This was nothing like the grand funeral that had long been planned. In normal times there would have been hundreds of guests from around the world joining the Queen and the Royal Family in mourning the Duke of Edinburgh. But many who knew him made the same observation: that the pared down nature of it was more in keeping with his character.

One aspect of this extraordinary event was unchanged, however, for this was a family that knows the eyes of the world will intrude on their private joys and private sorrows alike.

From the crenellated rooftop of the Round Tower, which dominates the distinctive Windsor sky line, I watched, as silence descended on the Quadrangle beneath the private royal apartments.

It is where the Duke of Edinburgh had died and where the Queen has been in residence throughout this period of mourning. To the left sits the monarch's private chapel, where, in that quiet space, the duke's coffin had lain for a week.

At just before 14:40, the bearer party, eight officers of the Grenadier Guards, brought his coffin out of the private chapel into the sun: out of its private domain and into the public. It was topped by a wreath of white flowers, his naval cap, and the ceremonial sword given to him by his father-in-law George VI on his marriage to the then-Princess Elizabeth.
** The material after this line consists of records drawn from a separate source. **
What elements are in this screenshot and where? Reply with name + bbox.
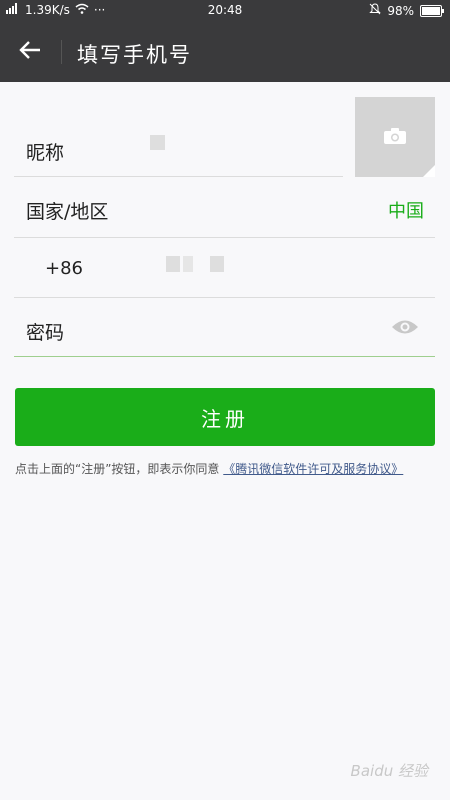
nickname-underline — [14, 176, 343, 177]
region-label: 国家/地区 — [26, 201, 109, 223]
status-right: 98% — [369, 3, 444, 18]
region-underline — [14, 237, 435, 238]
battery-percent: 98% — [387, 3, 414, 18]
phone-masked-3 — [210, 256, 224, 272]
mute-bell-icon — [369, 3, 382, 18]
register-screen: 1.39K/s ··· 20:48 98% 填写手机号 昵称 国家/地区 中国 … — [0, 0, 450, 800]
status-bar: 1.39K/s ··· 20:48 98% — [0, 0, 450, 22]
agreement-text: 点击上面的“注册”按钮，即表示你同意 《腾讯微信软件许可及服务协议》 — [15, 458, 435, 480]
avatar-corner-mark — [423, 165, 435, 177]
agreement-link[interactable]: 《腾讯微信软件许可及服务协议》 — [223, 462, 403, 476]
avatar-picker[interactable] — [355, 97, 435, 177]
phone-underline — [14, 297, 435, 298]
agreement-prefix: 点击上面的“注册”按钮，即表示你同意 — [15, 462, 220, 476]
phone-masked-2 — [183, 256, 193, 272]
phone-country-code: +86 — [45, 258, 83, 279]
page-title: 填写手机号 — [77, 43, 192, 67]
region-value[interactable]: 中国 — [388, 197, 424, 223]
battery-fill — [422, 6, 440, 15]
register-button[interactable]: 注册 — [15, 388, 435, 446]
battery-icon — [420, 4, 444, 17]
nickname-label: 昵称 — [26, 142, 65, 164]
nav-bar: 填写手机号 — [0, 22, 450, 82]
baidu-watermark: Baidu 经验 — [350, 762, 428, 780]
nav-divider — [61, 40, 62, 64]
password-underline — [14, 356, 435, 357]
nickname-input-masked[interactable] — [150, 135, 165, 150]
back-button[interactable] — [14, 38, 46, 66]
show-password-eye-icon[interactable] — [391, 318, 419, 340]
back-arrow-icon — [19, 40, 41, 64]
password-label: 密码 — [26, 322, 65, 344]
camera-icon — [384, 128, 406, 148]
phone-masked-1 — [166, 256, 180, 272]
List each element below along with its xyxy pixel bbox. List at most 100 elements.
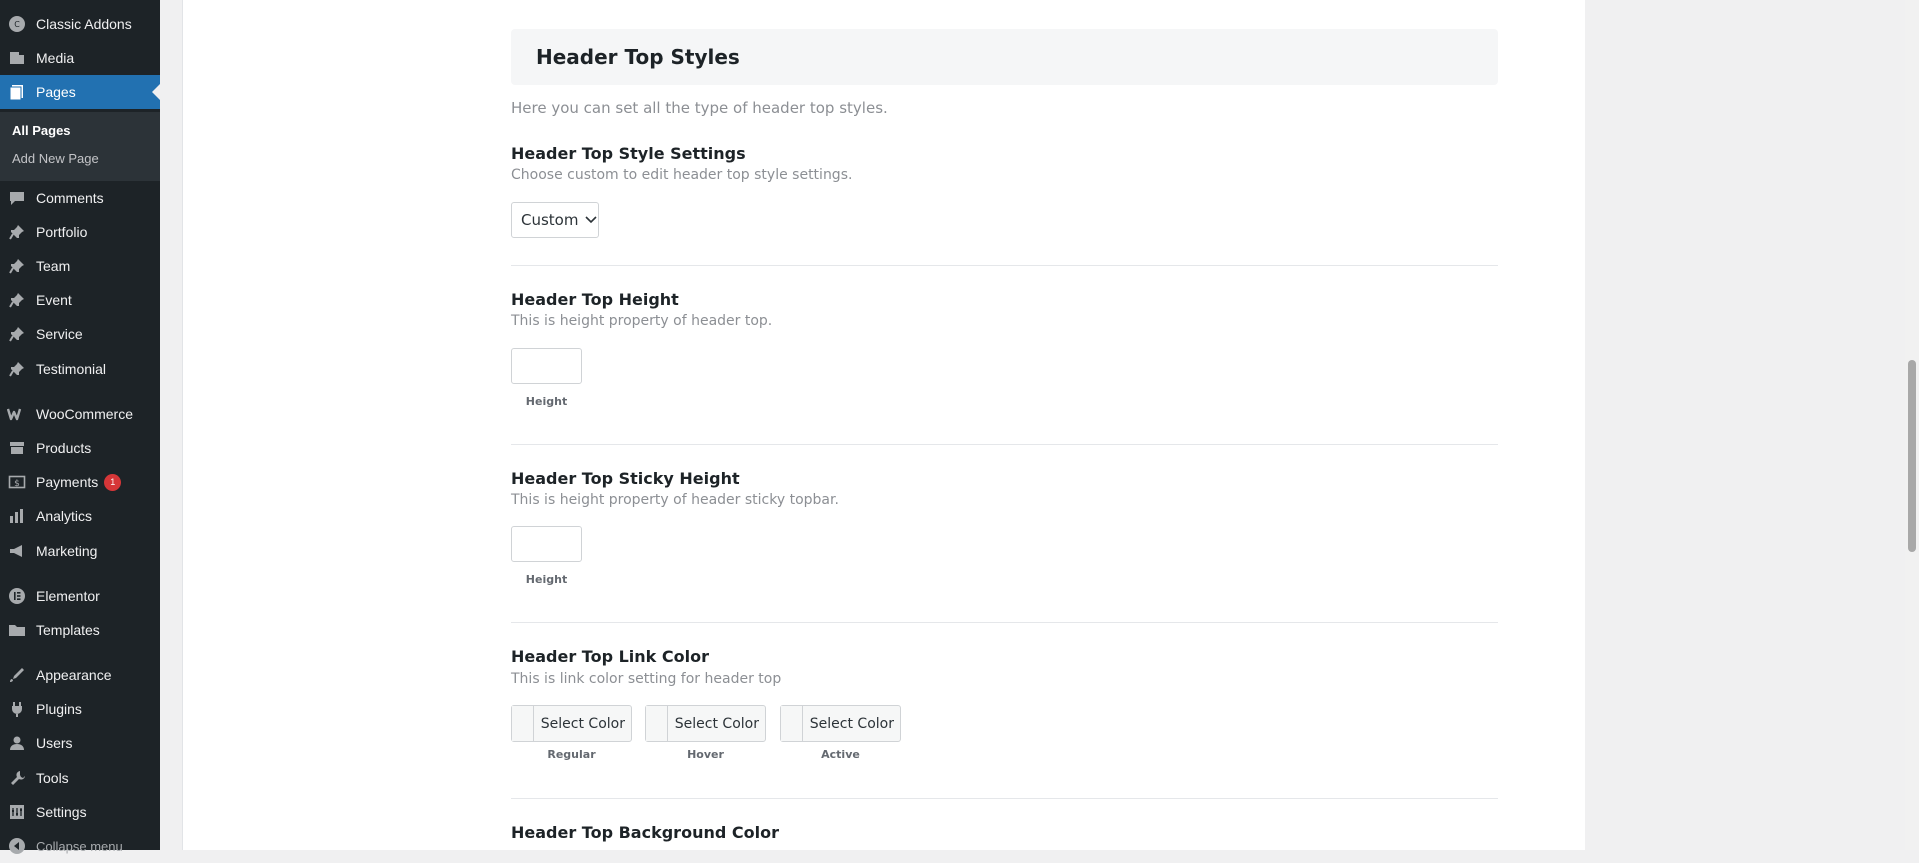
select-value: Custom	[521, 211, 579, 229]
comments-icon	[7, 188, 27, 208]
hover-color-button[interactable]: Select Color	[645, 705, 766, 742]
divider	[511, 622, 1498, 623]
pin-icon	[7, 359, 27, 379]
sticky-height-input-label: Height	[525, 573, 568, 586]
chevron-down-icon	[585, 216, 598, 224]
menu-item-payments[interactable]: $ Payments 1	[0, 465, 160, 499]
sticky-height-input[interactable]	[511, 526, 582, 562]
menu-label: Payments	[36, 474, 99, 490]
menu-label: Marketing	[36, 543, 98, 559]
menu-label: Portfolio	[36, 224, 88, 240]
menu-label: Service	[36, 326, 83, 342]
menu-item-marketing[interactable]: Marketing	[0, 534, 160, 568]
link-color-title: Header Top Link Color	[511, 647, 709, 666]
style-settings-select[interactable]: Custom	[511, 202, 599, 238]
menu-item-appearance[interactable]: Appearance	[0, 658, 160, 692]
color-button-label: Select Color	[809, 715, 894, 732]
menu-item-woocommerce[interactable]: WooCommerce	[0, 397, 160, 431]
menu-item-elementor[interactable]: Elementor	[0, 579, 160, 613]
height-input[interactable]	[511, 348, 582, 384]
style-settings-desc: Choose custom to edit header top style s…	[511, 167, 853, 183]
sticky-height-desc: This is height property of header sticky…	[511, 492, 839, 508]
pin-icon	[7, 290, 27, 310]
menu-item-pages[interactable]: Pages	[0, 75, 160, 109]
menu-item-products[interactable]: Products	[0, 431, 160, 465]
menu-label: Classic Addons	[36, 16, 132, 32]
menu-item-tools[interactable]: Tools	[0, 761, 160, 795]
collapse-icon	[7, 836, 27, 856]
style-settings-title: Header Top Style Settings	[511, 144, 746, 163]
tools-icon	[7, 768, 27, 788]
color-button-label: Select Color	[674, 715, 759, 732]
menu-item-settings[interactable]: Settings	[0, 795, 160, 829]
products-icon	[7, 438, 27, 458]
menu-label: Plugins	[36, 701, 82, 717]
regular-color-button[interactable]: Select Color	[511, 705, 632, 742]
classic-addons-icon: C	[7, 14, 27, 34]
menu-label: Testimonial	[36, 361, 107, 377]
submenu-add-new-page[interactable]: Add New Page	[12, 151, 99, 166]
marketing-icon	[7, 541, 27, 561]
color-button-label: Select Color	[540, 715, 625, 732]
submenu-all-pages[interactable]: All Pages	[12, 123, 71, 138]
users-icon	[7, 733, 27, 753]
menu-item-plugins[interactable]: Plugins	[0, 692, 160, 726]
menu-item-event[interactable]: Event	[0, 283, 160, 317]
menu-label: Pages	[36, 84, 76, 100]
menu-label: Collapse menu	[36, 838, 123, 854]
sticky-height-title: Header Top Sticky Height	[511, 469, 740, 488]
appearance-icon	[7, 665, 27, 685]
templates-icon	[7, 620, 27, 640]
menu-item-team[interactable]: Team	[0, 249, 160, 283]
elementor-icon	[7, 586, 27, 606]
divider	[511, 265, 1498, 266]
active-label: Active	[821, 748, 860, 761]
height-input-label: Height	[525, 395, 568, 408]
admin-sidebar: C Classic Addons Media Pages All Pages A…	[0, 0, 160, 854]
analytics-icon	[7, 506, 27, 526]
menu-item-service[interactable]: Service	[0, 317, 160, 351]
settings-icon	[7, 802, 27, 822]
menu-label: Products	[36, 440, 92, 456]
pin-icon	[7, 222, 27, 242]
pin-icon	[7, 324, 27, 344]
pages-submenu: All Pages Add New Page	[0, 112, 160, 181]
menu-item-classic-addons[interactable]: C Classic Addons	[0, 7, 160, 41]
menu-label: WooCommerce	[36, 406, 133, 422]
plugins-icon	[7, 699, 27, 719]
regular-label: Regular	[547, 748, 596, 761]
media-icon	[7, 48, 27, 68]
menu-label: Event	[36, 292, 72, 308]
scrollbar-thumb[interactable]	[1908, 360, 1916, 552]
menu-item-comments[interactable]: Comments	[0, 181, 160, 215]
divider	[511, 798, 1498, 799]
woocommerce-icon	[7, 404, 27, 424]
menu-label: Users	[36, 735, 73, 751]
height-title: Header Top Height	[511, 290, 679, 309]
menu-label: Elementor	[36, 588, 100, 604]
section-header: Header Top Styles	[511, 29, 1498, 85]
hover-label: Hover	[687, 748, 724, 761]
menu-label: Media	[36, 50, 75, 66]
menu-item-testimonial[interactable]: Testimonial	[0, 352, 160, 386]
section-title: Header Top Styles	[536, 45, 740, 69]
notification-badge: 1	[104, 473, 122, 491]
menu-label: Team	[36, 258, 71, 274]
bg-color-title: Header Top Background Color	[511, 823, 779, 842]
menu-label: Appearance	[36, 667, 112, 683]
height-desc: This is height property of header top.	[511, 313, 773, 329]
menu-item-analytics[interactable]: Analytics	[0, 499, 160, 533]
menu-item-users[interactable]: Users	[0, 726, 160, 760]
menu-item-media[interactable]: Media	[0, 41, 160, 75]
collapse-menu-button[interactable]: Collapse menu	[0, 829, 160, 863]
pages-icon	[7, 82, 27, 102]
divider	[511, 444, 1498, 445]
section-description: Here you can set all the type of header …	[511, 99, 888, 117]
active-color-button[interactable]: Select Color	[780, 705, 901, 742]
menu-label: Analytics	[36, 508, 93, 524]
pin-icon	[7, 256, 27, 276]
scrollbar[interactable]	[1905, 0, 1919, 850]
menu-item-templates[interactable]: Templates	[0, 613, 160, 647]
menu-item-portfolio[interactable]: Portfolio	[0, 215, 160, 249]
content-gutter	[160, 0, 182, 850]
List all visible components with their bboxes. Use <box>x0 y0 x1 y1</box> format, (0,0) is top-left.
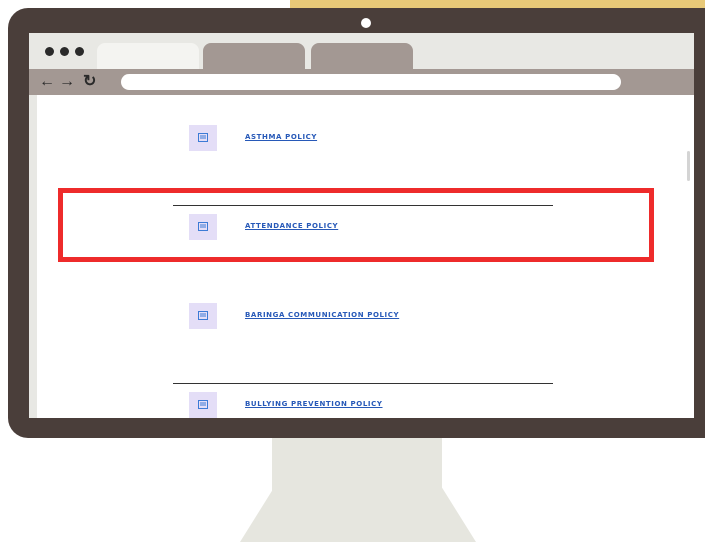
minimize-dot[interactable] <box>60 47 69 56</box>
camera-dot <box>361 18 371 28</box>
browser-tab-active[interactable] <box>97 43 199 69</box>
browser-toolbar: ← → ↻ <box>29 69 694 95</box>
highlight-box <box>58 188 654 262</box>
window-controls <box>45 47 84 56</box>
close-dot[interactable] <box>45 47 54 56</box>
back-arrow-icon[interactable]: ← <box>39 72 55 92</box>
document-icon[interactable] <box>189 392 217 418</box>
policy-link[interactable]: BARINGA COMMUNICATION POLICY <box>245 311 399 319</box>
maximize-dot[interactable] <box>75 47 84 56</box>
address-bar[interactable] <box>121 74 621 90</box>
monitor-base <box>240 478 476 542</box>
reload-icon[interactable]: ↻ <box>83 72 96 92</box>
browser-tab-3[interactable] <box>311 43 413 69</box>
scrollbar[interactable] <box>687 151 690 181</box>
document-icon[interactable] <box>189 303 217 329</box>
divider <box>173 383 553 384</box>
browser-tab-2[interactable] <box>203 43 305 69</box>
document-icon[interactable] <box>189 125 217 151</box>
forward-arrow-icon[interactable]: → <box>59 72 75 92</box>
policy-link[interactable]: BULLYING PREVENTION POLICY <box>245 400 383 408</box>
policy-link[interactable]: ASTHMA POLICY <box>245 133 317 141</box>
This was the moment when the private sorrow of a family mourning their loss in their own home became wrapped - by the imperatives of royal duty - into the very public solemnity of regal ceremony and national commemoration.

There were echoes of modern continuities, too. The duke's grandsons, princes William and Harry, walked behind his coffin just as they had walked, as children, behind the coffin of their mother 24 years ago.

As the Queen sat alone in St George's Chapel just feet from the coffin of her husband, she did so in the public gaze, a gaze that has followed her throughout her long life and was there again, even at this moment of intense private anguish.

The duke's direction of his own funeral could be seen in the details. The modified Land Rover that carried this most travelled of men on his last journey was made to his own design. Much of the music had been chosen by him. And the prince who had, in life, frequently expressed exasperation with long sermons, had specified before he died: no sermon, no eulogy.

There was something poignant about the unadorned nature of the ceremony. At a grand state occasion with 800 guests, the intimacy of the family at the heart of it can be lost. Not today. The family sat in socially distanced household bubbles, in facemasks, just as countless families across the country have.

And as they watched the coffin being lowered into the Royal Vault, the absence of state pageantry made it easier to see the human beings behind the regal titles - to see the family. For that, and that alone, was what was there - a family, familiar to us all, alone and grieving.

Image source, Alamy
Image caption,

Private grief and a public occasion - people observe a minute's silence outside Windsor Castle

When the service was over, I watched the Queen return to her private apartments by car, accompanied by her lady-in-waiting, Lady Susan Hussey. The other members of the family chose to walk through the bright sunshine, up the hill to the Quadrangle beneath the Round Tower and in front of the private apartments.

The Prince of Wales and Duchess of Cornwall arrived first, casting long, sharply defined shadows on the green of the lawn, followed quickly by the others; princes William and Harry walking together. The group of 25 or 26 stood in the centre of the lawn for many minutes. Clad in mourning black they, at last, relaxed and smiled as they greeted one another in solace and open affection.

This is a family that knows it must live its life in the public eye. It is the British royal condition, demanded by its subjects, who are often transfixed by the mystique of royalty, bound to this family by ties of loyalty and affection that can seem hard to define and articulate. But they are also sometimes unforgiving or simply indifferent.

It is a condition that is bequeathed to them by the ancestors who lie in the vaults beneath St George's Chapel, and one which, in turn, will be passed on to those who follow.